Lent is fast approaching: On Wednesday the holy season of Lent begins our long yearly journey towards Calvary and Easter. We call it a “journey” not only because it takes over seven weeks to complete, but because it begins a long way from its destination. It is a journey well worth living.
A life worth living? The most vulnerable people are those at the beginning and the end of life. Therefore, it is natural, human and Christian to assist with loving care those in these stages of their life.
At the heart of the issue of assisted suicide or euthanasia, in this country referred to euphemistically as M.A.I.D. (medical assistance in dying), is the idea of a life 'not worth living'. Of course, people can come to feel their existence is worthless or fraught with difficulty. But are they right? As Christians, we know that such thinking embodies a tragic mistake.
Since 1972, suicide has been decriminalized in Canada. But decriminalization does not equal endorsement. When someone assists another to commit suicide, even out of 'compassion', he or she unavoidably endorses the suicidal person's conviction of worthlessness. This is what our Faith forbids us to do. In the Church’s catechism the subject of euthanasia is discussed under the category of the fifth commandment in the Divine Law: Thou shalt not kill.

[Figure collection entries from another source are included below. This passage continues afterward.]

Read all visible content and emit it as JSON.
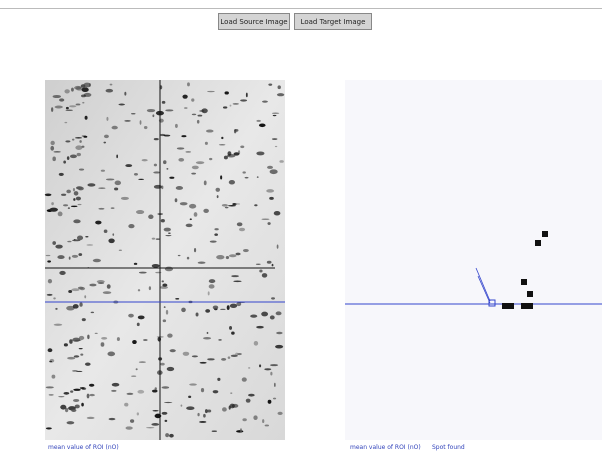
{
  "toolbar": {
    "buttons": [
      "Load Source Image",
      "Load Target Image"
    ]
  },
  "source_panel": {
    "caption": "mean value of ROI (nO)"
  },
  "target_panel": {
    "caption": "mean value of ROI (nO)",
    "status": "Spot found"
  }
}
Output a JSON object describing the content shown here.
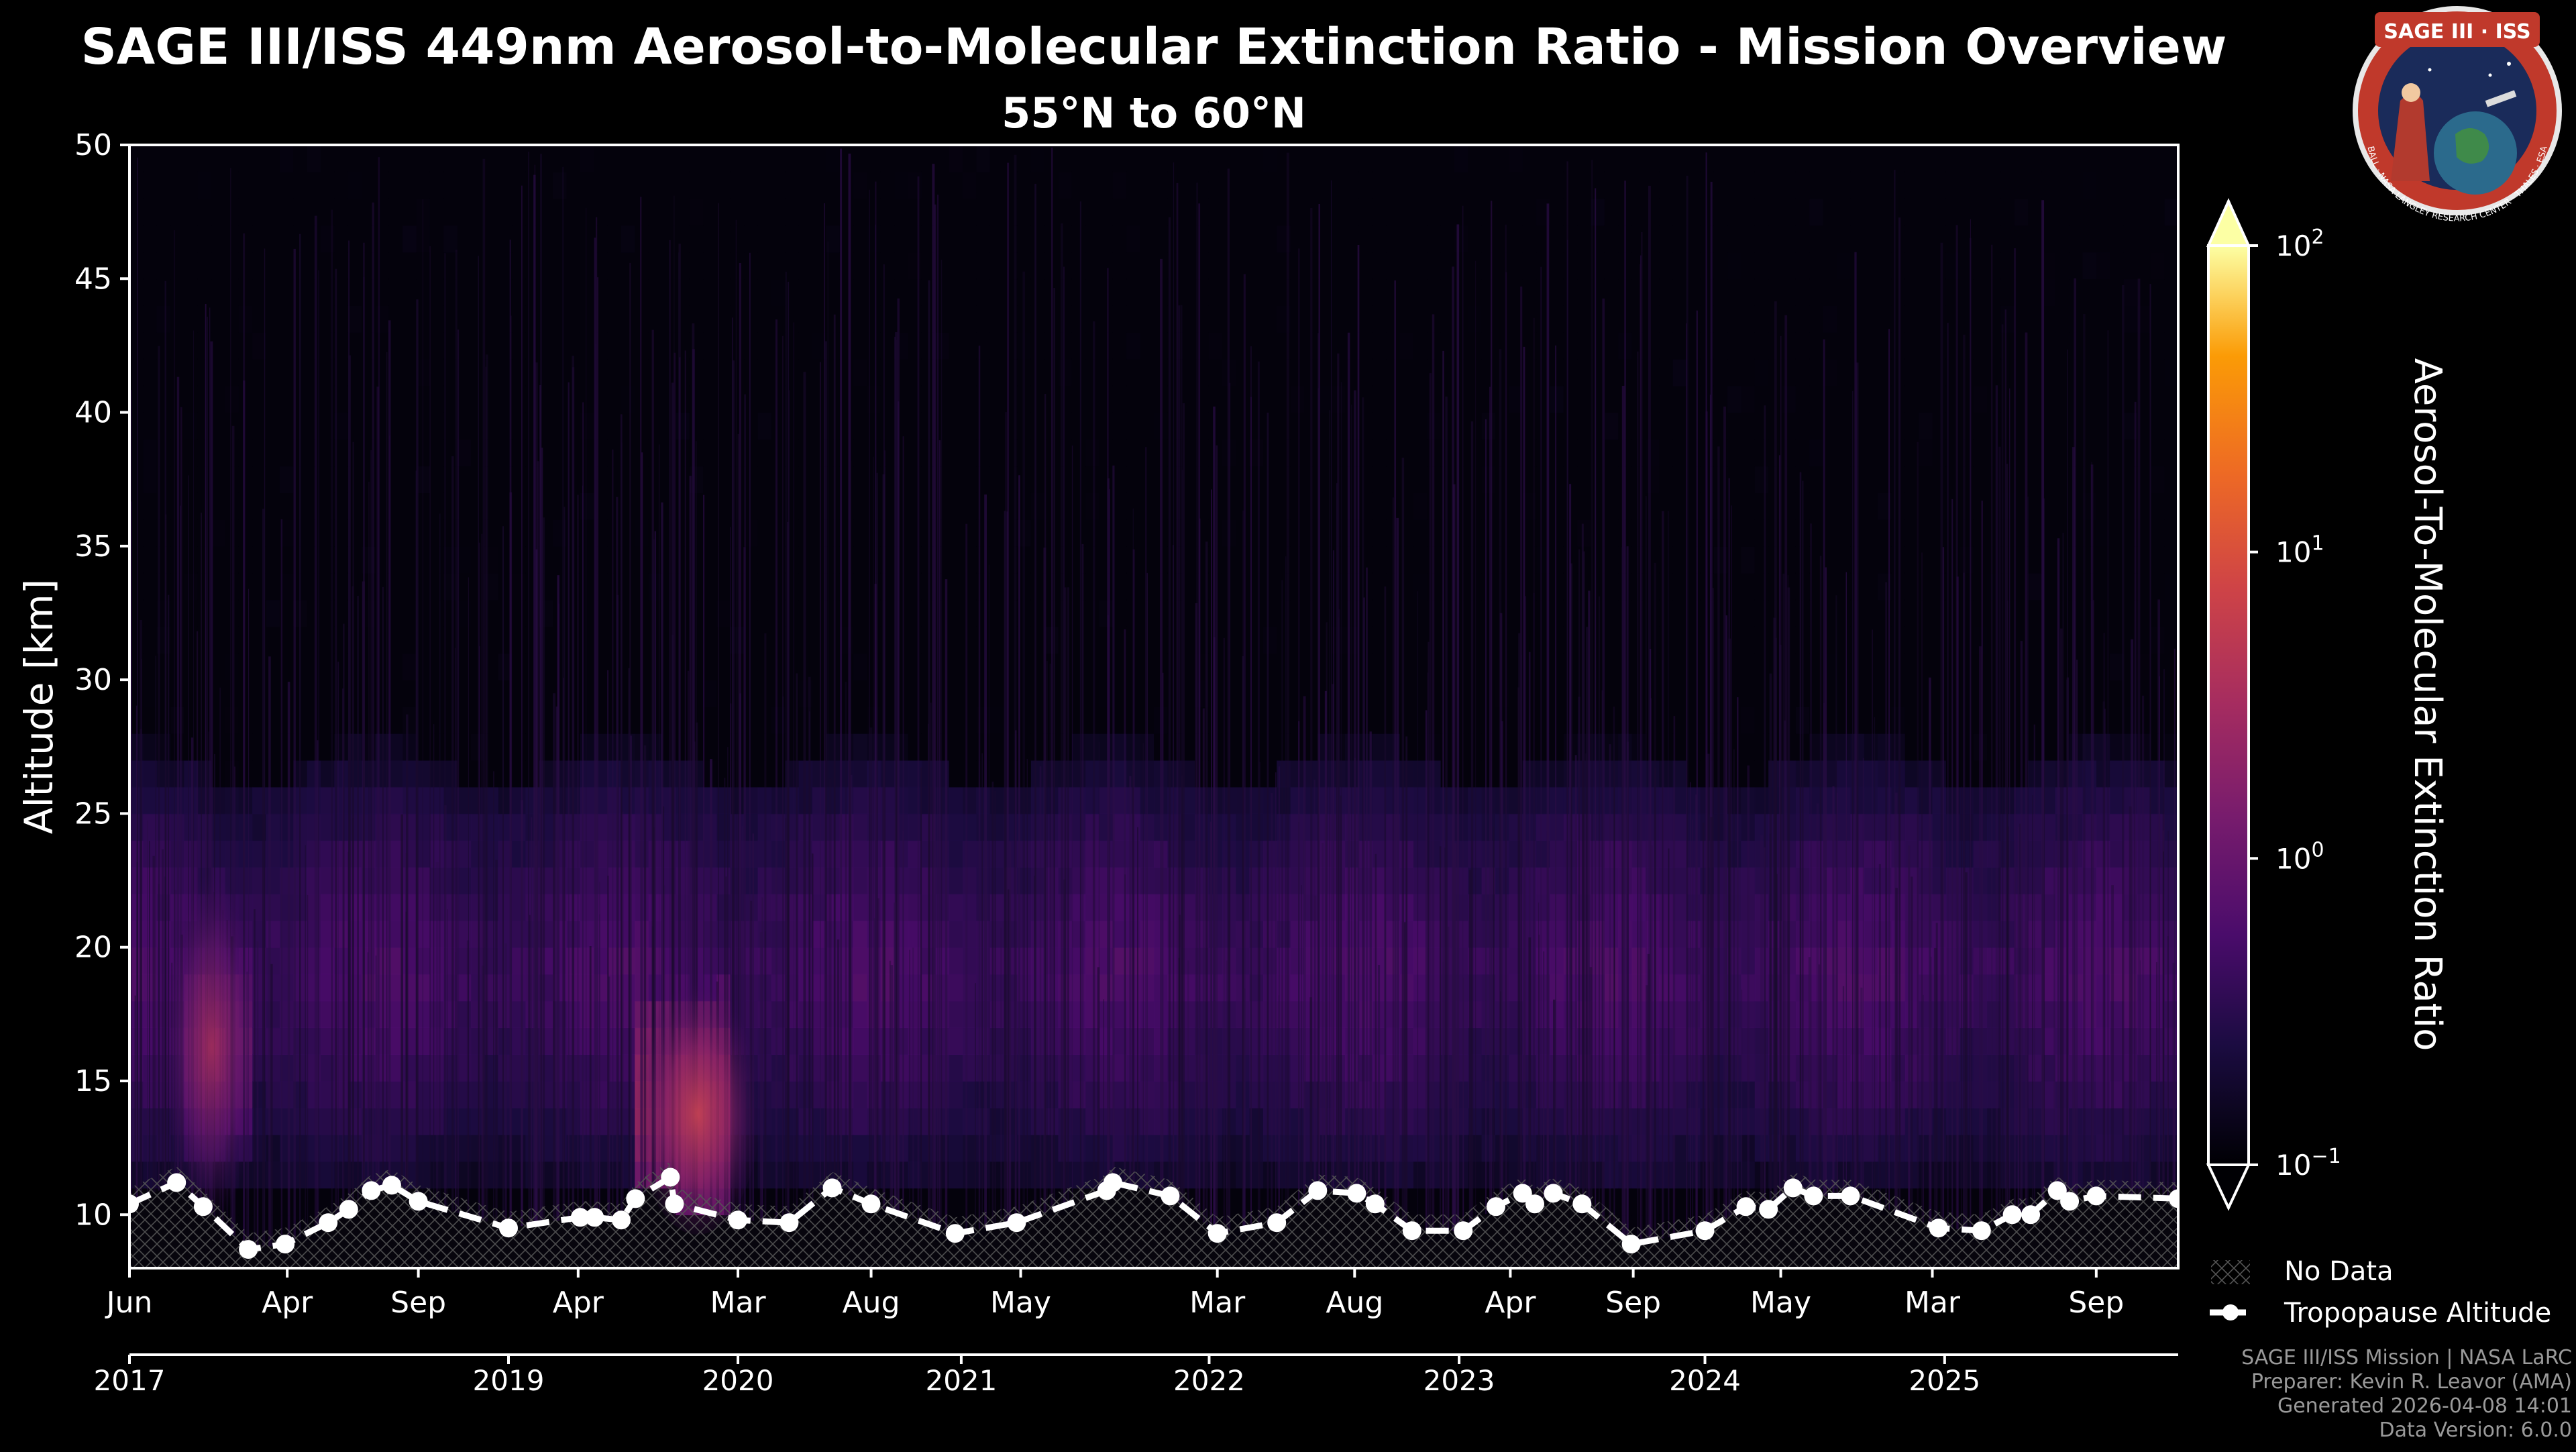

There is a world of difference between dying and being killed. Transgressing this, we have legitimized the murderous doctrine that there really are 'lives not worth living'. Canada is up to its neck in this way of thinking. Babies are aborted because their lives are judged not worth living; and every abortion, for whatever reason, says that a baby's life is not worth saving.
Everywhere, we see the growing exercise of lethal power over the afflicted and dependent. Establishment figures in our own land, sadly, appear to be in the grip of a fanatical death cult and its power. Suicide, tragically, exercises that power over oneself: killing to erase one's own affliction, just as others are killed to erase theirs. A rage against affliction and dependency is at the heart of the culture of death. Let us pray that a Culture of Life, which includes pastoral and palliative care, will take a deeper root in the hearts of all, particularly in Canada.